This generation's literary grandparents (I'm speaking of America) placed a high value on plain honest fiction. It was the generation with the first almost-clear view of sky through the rubble of World War II. The most successful writers relied heavily on magazines like the New Yorker, Harper's and the Atlantic. In these cozy havens, they could work with one editor for decades, polishing, refining and simplifying their styles and voices. The result was a kind of calm cultural overview that often seemed elitist and sometimes was. The audience took a back seat to the writing life; "Let them eat cake!" If they don't like it, there's always, well, television.
The next generation -- Tobias Wolff, Joy Williams, Raymond Carver and so many others -- had their mentors and their writers groups, but the audience mattered more. It had to. This generation relied heavily on the academy and on grants. Today, young writers do not have the luxury of ignoring their audience. Book deals depend heavily on the audience the author brings with them. There is less money, and the money buys less.

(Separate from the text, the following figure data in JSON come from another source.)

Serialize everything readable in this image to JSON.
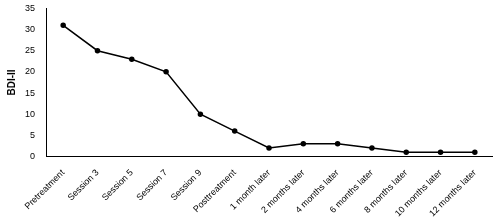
{
  "chart_data": {
    "type": "line",
    "y_label": "BDI-II",
    "categories": [
      "Pretreatment",
      "Session 3",
      "Session 5",
      "Session 7",
      "Session 9",
      "Posttreatment",
      "1 month later",
      "2 months later",
      "4 months later",
      "6 months later",
      "8 months later",
      "10 months later",
      "12 months later"
    ],
    "values": [
      31,
      25,
      23,
      20,
      10,
      6,
      2,
      3,
      3,
      2,
      1,
      1,
      1
    ],
    "color": "#000000",
    "marker": "circle",
    "line_style": "solid",
    "ylim": [
      0,
      35
    ],
    "yticks": [
      0,
      5,
      10,
      15,
      20,
      25,
      30,
      35
    ],
    "grid": false
  }
}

Writers write what they write, a path up and out of one generation's burden, one strangulating set of cultural norms into the future, regardless. But fiction, generally speaking, has been affected by this shrinking market, this smaller pie, largely in the last decade. It is more interactive, in very subtle ways. It tries to do more with less. Plot twists can be interpreted in many ways. Reality is layered, archaeological. Perspective shifts. The narrator is hardly ever reliable. Voices labor under the weight of excessive irony. Morality is more elusive as well. The poor reader searches for truth like a needle in a haystack.